Small town girl Sawako is constipated both literally and metaphorically. Her dream life in Tokyo has ground to a halt. Her get up and go has got up and gone. She’s on her 5th job and her 5th boyfriend. She cleans up after toy-testing toddlers have peed on the floor and is mercilessly bullied equally by her male boss and female co-workers alike. Her knitting obsessed boyfriend Kenichi is a wannabe eco-warrior who sees Sawako as a potential mother to his young daughter Kayoko.
“You’ve learned how to relax for insertion,” deadpans her colonic irrigation nurse. Certainly Sawako has learned how to bend over and take the worst that Japanese society has to offer.
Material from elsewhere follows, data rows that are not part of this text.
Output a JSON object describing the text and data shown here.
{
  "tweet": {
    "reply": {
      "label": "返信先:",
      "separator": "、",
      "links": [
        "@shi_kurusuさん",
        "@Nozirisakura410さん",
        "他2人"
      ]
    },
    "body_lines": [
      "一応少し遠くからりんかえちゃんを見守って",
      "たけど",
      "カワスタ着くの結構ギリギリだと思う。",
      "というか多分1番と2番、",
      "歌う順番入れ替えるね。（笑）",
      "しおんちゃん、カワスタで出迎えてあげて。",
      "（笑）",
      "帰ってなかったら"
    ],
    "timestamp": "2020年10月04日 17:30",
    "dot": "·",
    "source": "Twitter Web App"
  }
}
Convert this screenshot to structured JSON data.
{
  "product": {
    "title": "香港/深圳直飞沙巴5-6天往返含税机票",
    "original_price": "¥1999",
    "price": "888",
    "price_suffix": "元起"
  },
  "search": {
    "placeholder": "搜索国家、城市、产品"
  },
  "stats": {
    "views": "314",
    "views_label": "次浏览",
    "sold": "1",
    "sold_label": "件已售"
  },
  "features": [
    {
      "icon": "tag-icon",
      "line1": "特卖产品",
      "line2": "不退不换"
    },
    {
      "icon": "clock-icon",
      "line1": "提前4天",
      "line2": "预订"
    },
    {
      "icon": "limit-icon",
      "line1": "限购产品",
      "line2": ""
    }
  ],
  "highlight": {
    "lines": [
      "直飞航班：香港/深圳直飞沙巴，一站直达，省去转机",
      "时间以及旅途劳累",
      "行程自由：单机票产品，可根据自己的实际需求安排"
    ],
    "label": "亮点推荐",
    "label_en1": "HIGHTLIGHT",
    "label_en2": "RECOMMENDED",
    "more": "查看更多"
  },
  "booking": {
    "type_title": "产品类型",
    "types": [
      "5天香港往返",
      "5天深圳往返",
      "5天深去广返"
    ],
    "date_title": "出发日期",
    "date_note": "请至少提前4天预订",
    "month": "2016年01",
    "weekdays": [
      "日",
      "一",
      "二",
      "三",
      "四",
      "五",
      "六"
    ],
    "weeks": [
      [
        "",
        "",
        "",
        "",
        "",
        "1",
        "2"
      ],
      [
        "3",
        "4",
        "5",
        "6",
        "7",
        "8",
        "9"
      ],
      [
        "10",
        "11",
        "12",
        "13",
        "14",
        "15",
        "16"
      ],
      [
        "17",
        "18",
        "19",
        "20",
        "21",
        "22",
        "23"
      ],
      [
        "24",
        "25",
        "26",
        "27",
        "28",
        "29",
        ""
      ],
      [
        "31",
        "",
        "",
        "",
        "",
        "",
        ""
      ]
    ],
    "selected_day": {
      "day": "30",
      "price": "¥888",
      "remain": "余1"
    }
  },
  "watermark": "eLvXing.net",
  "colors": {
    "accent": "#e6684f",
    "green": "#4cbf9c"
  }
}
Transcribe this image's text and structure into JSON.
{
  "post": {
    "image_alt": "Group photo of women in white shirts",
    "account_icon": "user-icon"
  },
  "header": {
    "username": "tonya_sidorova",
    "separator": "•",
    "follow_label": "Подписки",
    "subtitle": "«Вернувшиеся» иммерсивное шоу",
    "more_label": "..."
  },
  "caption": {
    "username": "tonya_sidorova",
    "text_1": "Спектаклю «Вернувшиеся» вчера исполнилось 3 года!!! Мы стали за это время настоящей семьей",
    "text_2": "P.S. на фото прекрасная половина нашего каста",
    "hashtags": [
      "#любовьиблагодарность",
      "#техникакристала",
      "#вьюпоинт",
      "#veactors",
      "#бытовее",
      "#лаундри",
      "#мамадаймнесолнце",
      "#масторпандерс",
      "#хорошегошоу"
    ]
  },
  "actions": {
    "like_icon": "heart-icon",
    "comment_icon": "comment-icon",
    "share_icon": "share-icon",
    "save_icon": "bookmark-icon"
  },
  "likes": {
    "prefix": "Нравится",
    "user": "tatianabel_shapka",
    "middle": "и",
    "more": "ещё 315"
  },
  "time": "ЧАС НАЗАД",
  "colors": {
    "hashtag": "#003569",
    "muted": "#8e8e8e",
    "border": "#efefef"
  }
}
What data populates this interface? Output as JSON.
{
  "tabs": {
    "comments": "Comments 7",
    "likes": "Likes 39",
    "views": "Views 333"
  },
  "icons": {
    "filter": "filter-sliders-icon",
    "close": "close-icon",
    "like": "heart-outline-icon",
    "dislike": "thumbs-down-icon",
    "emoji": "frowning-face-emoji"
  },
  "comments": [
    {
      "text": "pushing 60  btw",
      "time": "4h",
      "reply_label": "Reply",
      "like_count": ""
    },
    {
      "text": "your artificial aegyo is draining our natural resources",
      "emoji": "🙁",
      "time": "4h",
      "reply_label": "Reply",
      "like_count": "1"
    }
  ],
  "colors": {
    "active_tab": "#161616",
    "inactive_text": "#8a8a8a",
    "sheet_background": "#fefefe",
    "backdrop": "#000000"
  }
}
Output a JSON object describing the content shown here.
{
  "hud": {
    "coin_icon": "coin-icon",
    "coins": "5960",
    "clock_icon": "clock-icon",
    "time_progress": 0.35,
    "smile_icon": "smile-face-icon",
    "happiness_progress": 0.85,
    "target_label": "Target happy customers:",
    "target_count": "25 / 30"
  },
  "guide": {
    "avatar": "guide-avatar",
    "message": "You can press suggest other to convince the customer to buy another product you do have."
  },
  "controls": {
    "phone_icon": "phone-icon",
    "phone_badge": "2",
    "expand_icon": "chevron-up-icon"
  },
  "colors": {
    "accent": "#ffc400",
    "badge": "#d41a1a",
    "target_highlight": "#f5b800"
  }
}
She has become so emotionally stunted that she can’t even offer a defence to her tormentors other than, “ I have no dreams or aspirations.” When quizzed on the global economic crisis Sawako meekly offers, “Can’t really be helped can it.” She even sits exactly like the forlorn gorilla in the Zoo she visits with the hopeless Kenichi and Kayoko.
Sawako is a woman devoid of pride, without opinion and lacking any sense of self-worth. Those traits have been shredded by the Japanese class system. She guzzles beer, watches television and goes to work and that’s about it. Only when she receives a call out of the blue from her boozehound uncle do we start to piece together the reasons why she left for Tokyo in the first place. The news isn’t good–her father Tadao is seriously ill and she’s needed to run his faltering freshwater clam business.
With the ever-pathetic Kenichi in tow Sawako reluctantly returns home to a Japan more self-sufficient, more in tune with nature. But once again she is bullied by the workforce, this time middle aged women who are married to the clam fishermen. They mumble their way through the company song, heckling Sawako’s speeches and relishing her failures as only fishwives can. Even Kenichi gets in on the act, “How can you just shrug off your failures?” he asks, blissfully unaware of his own as a father.
Sawako’s rehabilitation ultimately comes through her relationships with her father and Kayoko. Both are handled with dignity and wit. As ever children-even ones in adulthood never see the true extent of their parents love. In Sawako’s case it’s when she’s blasted on booze. Tadao gushes with love, “She got drunk and fell asleep.” She might have just won the Nobel Peace Prize such is the admiration in his gaze. When Kayoko watches a news story about a child killer she eyes Sawako like a Roald Dahl stepmother before sharing her bed with a daughter’s affection.
What marks out director Yuya Ishii’s bitter sweet comedy is its celebration of mediocrity. In a population of over 127 million someone is bound to be average. Sawako accepts her fate and runs with it, “I’ve know choice, so I’ll hang in there tomorrow too.” It’s the last line of the film and with the hindsight of the earthquake, tsunami and subsequent Fukushima nuclear disaster; it rings with a terrible truth. In fact what started out as a minor work is now rendered the bleakest of comedies as the dreadful dramatic irony unfolds. Even settling for the painfully average is still not enough to appease nature.